Entry Date:
December 2, 2011

Epigenetic Modifications During Erythroid Development

Principal Investigator Harvey Lodish


Chromatin modifications, such as histone modifications, are critical to maintain a stable pattern of either gene activation or repression in cell fate specification and terminal differentiation. Bill and Shilpa performed ChIP-seq on Ter119+ mouse fetal liver cells focusing on histone modifiers such as H3K4 di- and trimethylation, H3K4 dimethylation, H3K9 and H4K16 acetylation, H3K27 trimethylation and also RNA polymerase II. H3K4 tri- and dimethylation, H3K9 and H4K16 acetylation, along with RNA polymerase II binding, are generally associated with actively expressed transcripts such as Band3 and LMO2. However, some of the highly transcribed genes such as ferritin and Jag1 are only marked with H3K4 methylation, but not acetylated.
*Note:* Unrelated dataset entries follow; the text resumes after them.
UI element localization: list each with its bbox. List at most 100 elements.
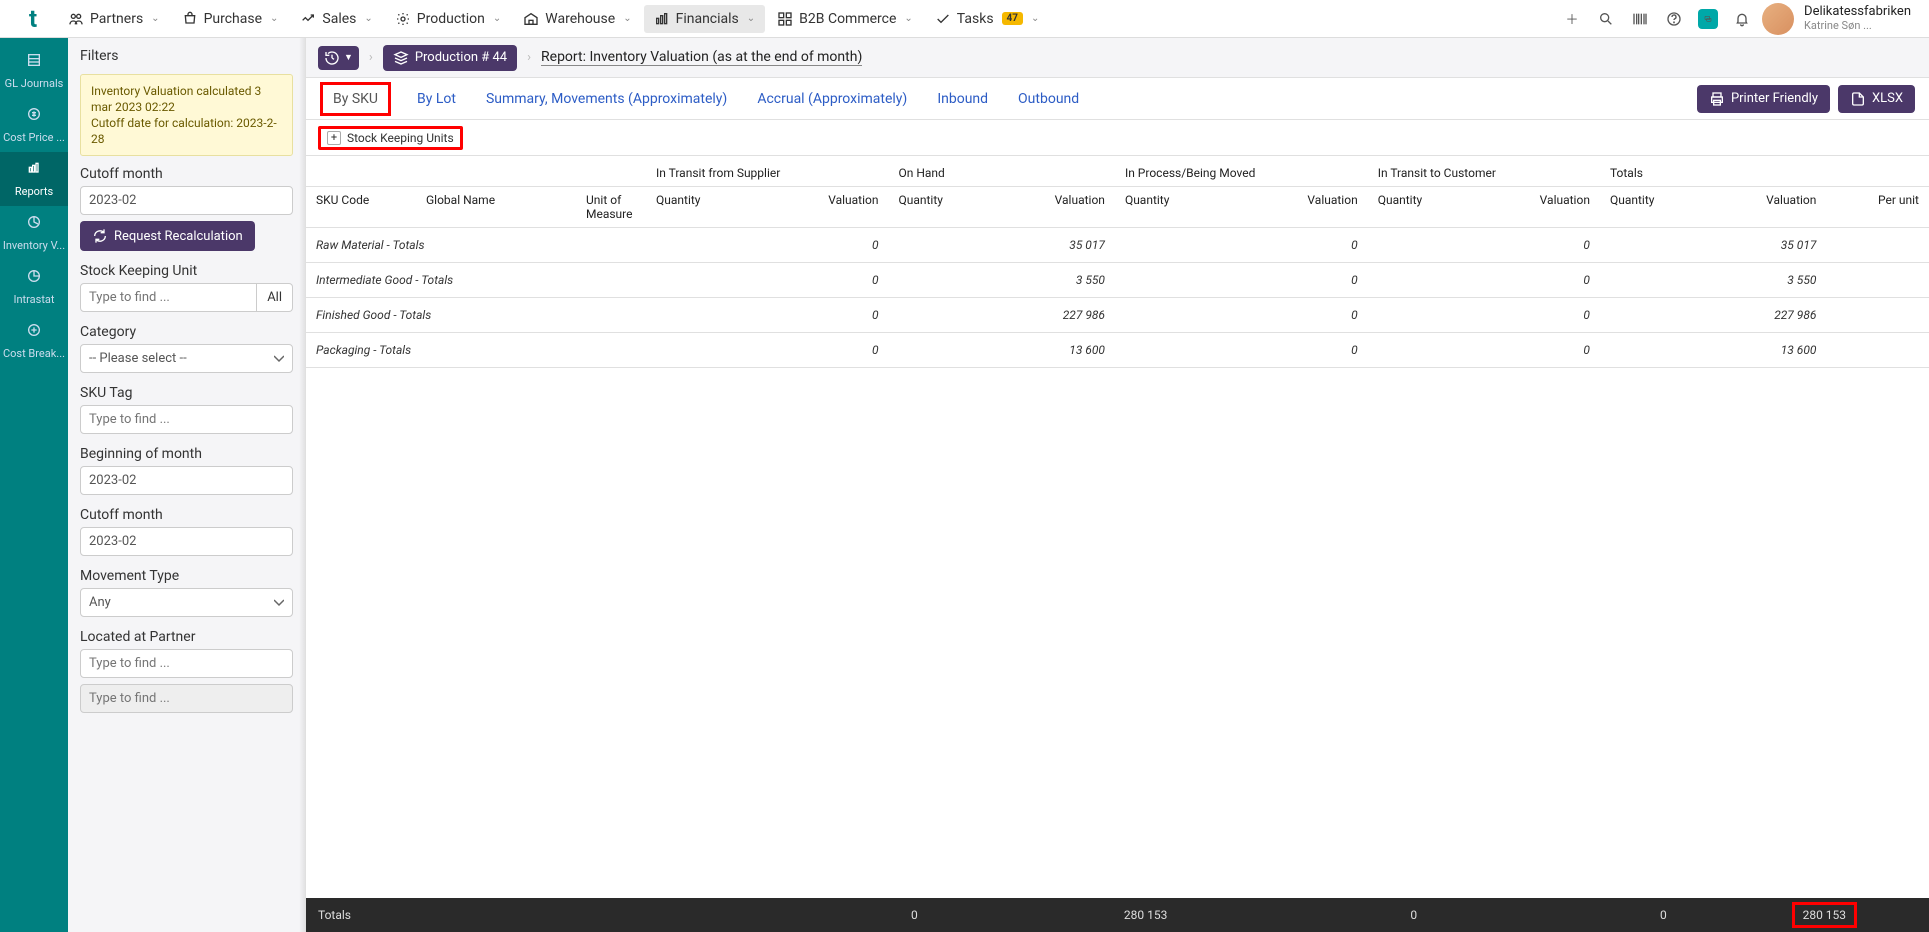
table-row: Packaging - Totals013 6000013 600 xyxy=(306,333,1929,368)
col-valuation: Valuation xyxy=(762,187,888,228)
tab-outbound[interactable]: Outbound xyxy=(1014,81,1083,117)
topnav-warehouse[interactable]: Warehouse⌄ xyxy=(513,5,641,33)
sku-label: Stock Keeping Unit xyxy=(80,263,293,279)
info-box: Inventory Valuation calculated 3 mar 202… xyxy=(80,74,293,156)
chevron-down-icon: ⌄ xyxy=(747,13,755,24)
chevron-down-icon: ⌄ xyxy=(904,13,912,24)
col-valuation: Valuation xyxy=(1236,187,1368,228)
group-on-hand: On Hand xyxy=(888,156,1114,187)
located-label: Located at Partner xyxy=(80,629,293,645)
footer-v2: 280 153 xyxy=(1043,908,1168,922)
app-logo[interactable]: t xyxy=(8,0,58,38)
tab-inbound[interactable]: Inbound xyxy=(933,81,992,117)
col-per-unit: Per unit xyxy=(1826,187,1929,228)
movtype-label: Movement Type xyxy=(80,568,293,584)
help-icon[interactable] xyxy=(1664,9,1684,29)
crumb-chevron-icon: › xyxy=(527,50,531,65)
leftrail-inventory-v-[interactable]: Inventory V... xyxy=(0,206,68,260)
footer-v3: 0 xyxy=(1292,908,1417,922)
col-quantity: Quantity xyxy=(1115,187,1236,228)
cutoff2-input[interactable] xyxy=(80,527,293,556)
bom-input[interactable] xyxy=(80,466,293,495)
printer-label: Printer Friendly xyxy=(1731,91,1818,106)
user-name: Katrine Søn ... xyxy=(1804,19,1911,33)
topnav-sales[interactable]: Sales⌄ xyxy=(290,5,382,33)
filters-title: Filters xyxy=(80,48,293,64)
tab-by-sku[interactable]: By SKU xyxy=(320,82,391,116)
sku-input[interactable] xyxy=(80,283,257,312)
chevron-down-icon: ⌄ xyxy=(1031,13,1039,24)
user-menu[interactable]: Delikatessfabriken Katrine Søn ... xyxy=(1762,3,1921,35)
recalc-label: Request Recalculation xyxy=(114,229,243,244)
chevron-down-icon: ⌄ xyxy=(364,13,372,24)
movtype-select[interactable]: Any xyxy=(80,588,293,617)
col-global-name: Global Name xyxy=(416,187,576,228)
barcode-icon[interactable] xyxy=(1630,9,1650,29)
footer-total: 280 153 xyxy=(1792,902,1857,928)
cutoff-input[interactable] xyxy=(80,186,293,215)
col-valuation: Valuation xyxy=(1708,187,1826,228)
located-input[interactable] xyxy=(80,649,293,678)
col-quantity: Quantity xyxy=(1368,187,1479,228)
tab-summary-movements-approximately-[interactable]: Summary, Movements (Approximately) xyxy=(482,81,731,117)
table-row: Raw Material - Totals035 0170035 017 xyxy=(306,228,1929,263)
expand-icon[interactable]: + xyxy=(327,131,341,145)
cutoff2-label: Cutoff month xyxy=(80,507,293,523)
chevron-down-icon: ⌄ xyxy=(623,13,631,24)
bom-label: Beginning of month xyxy=(80,446,293,462)
chat-icon[interactable] xyxy=(1698,9,1718,29)
cutoff-label: Cutoff month xyxy=(80,166,293,182)
group-transit-customer: In Transit to Customer xyxy=(1368,156,1600,187)
col-quantity: Quantity xyxy=(646,187,762,228)
printer-friendly-button[interactable]: Printer Friendly xyxy=(1697,85,1830,113)
recalc-button[interactable]: Request Recalculation xyxy=(80,221,255,251)
skutag-input[interactable] xyxy=(80,405,293,434)
history-button[interactable]: ▼ xyxy=(318,46,359,70)
group-in-process: In Process/Being Moved xyxy=(1115,156,1368,187)
extra-input[interactable] xyxy=(80,684,293,713)
topnav-purchase[interactable]: Purchase⌄ xyxy=(172,5,289,33)
chevron-down-icon: ⌄ xyxy=(151,13,159,24)
col-valuation: Valuation xyxy=(997,187,1115,228)
chevron-down-icon: ⌄ xyxy=(493,13,501,24)
crumb-production[interactable]: Production # 44 xyxy=(383,45,517,71)
topnav-tasks[interactable]: Tasks47⌄ xyxy=(925,5,1050,33)
xlsx-button[interactable]: XLSX xyxy=(1838,85,1915,113)
table-row: Intermediate Good - Totals03 550003 550 xyxy=(306,263,1929,298)
topnav-financials[interactable]: Financials⌄ xyxy=(644,5,766,33)
info-line2: Cutoff date for calculation: 2023-2-28 xyxy=(91,116,277,146)
col-uom: Unit of Measure xyxy=(576,187,646,228)
chevron-down-icon: ⌄ xyxy=(270,13,278,24)
all-button[interactable]: All xyxy=(257,283,293,312)
search-icon[interactable] xyxy=(1596,9,1616,29)
skutag-label: SKU Tag xyxy=(80,385,293,401)
leftrail-cost-price-[interactable]: Cost Price ... xyxy=(0,98,68,152)
category-label: Category xyxy=(80,324,293,340)
bell-icon[interactable] xyxy=(1732,9,1752,29)
tab-accrual-approximately-[interactable]: Accrual (Approximately) xyxy=(753,81,911,117)
col-valuation: Valuation xyxy=(1479,187,1600,228)
topnav-b2b-commerce[interactable]: B2B Commerce⌄ xyxy=(767,5,923,33)
topnav-partners[interactable]: Partners⌄ xyxy=(58,5,170,33)
col-sku-code: SKU Code xyxy=(306,187,416,228)
page-title: Report: Inventory Valuation (as at the e… xyxy=(541,49,862,66)
tasks-badge: 47 xyxy=(1002,12,1023,25)
company-name: Delikatessfabriken xyxy=(1804,5,1911,19)
leftrail-reports[interactable]: Reports xyxy=(0,152,68,206)
avatar xyxy=(1762,3,1794,35)
info-line1: Inventory Valuation calculated 3 mar 202… xyxy=(91,84,261,114)
table-row: Finished Good - Totals0227 98600227 986 xyxy=(306,298,1929,333)
sku-chip[interactable]: + Stock Keeping Units xyxy=(318,126,463,150)
chip-label: Stock Keeping Units xyxy=(347,131,454,145)
tab-by-lot[interactable]: By Lot xyxy=(413,81,460,117)
group-transit-supplier: In Transit from Supplier xyxy=(646,156,888,187)
category-select[interactable]: -- Please select -- xyxy=(80,344,293,373)
leftrail-gl-journals[interactable]: GL Journals xyxy=(0,44,68,98)
leftrail-intrastat[interactable]: Intrastat xyxy=(0,260,68,314)
leftrail-cost-break-[interactable]: Cost Break... xyxy=(0,314,68,368)
xlsx-label: XLSX xyxy=(1872,91,1903,106)
topnav-production[interactable]: Production⌄ xyxy=(385,5,511,33)
footer-v4: 0 xyxy=(1542,908,1667,922)
footer-label: Totals xyxy=(318,908,438,922)
add-icon[interactable]: ＋ xyxy=(1562,9,1582,29)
Another interesting class of ‘trivalent’ genes is marked by H3K4 and H3K27 trimethylation and also H3K9 acetylation. Bill and Shilpa discovered that the active marks were present on both highly induced and highly repressed genes but increase significantly on induced genes before they are expressed, while repressive marks are present at relatively equal levels on repressed and induced genes. Even RNA Pol II was bound to promoters of repressed genes, but found to increase both at the promoter and along the gene body of induced genes, suggesting that proximal promoter pausing prevented elongation of repressed genes as Pol II was still present at their promoters. Only the level of the elongation mark, H3K79me2, was most correlated with the direction of expression of highly induced and highly repressed genes. Their recent publication reflects how histone modifications undergo dynamic changes during terminal erythroid differentiation even in rapidly condensing chromatin.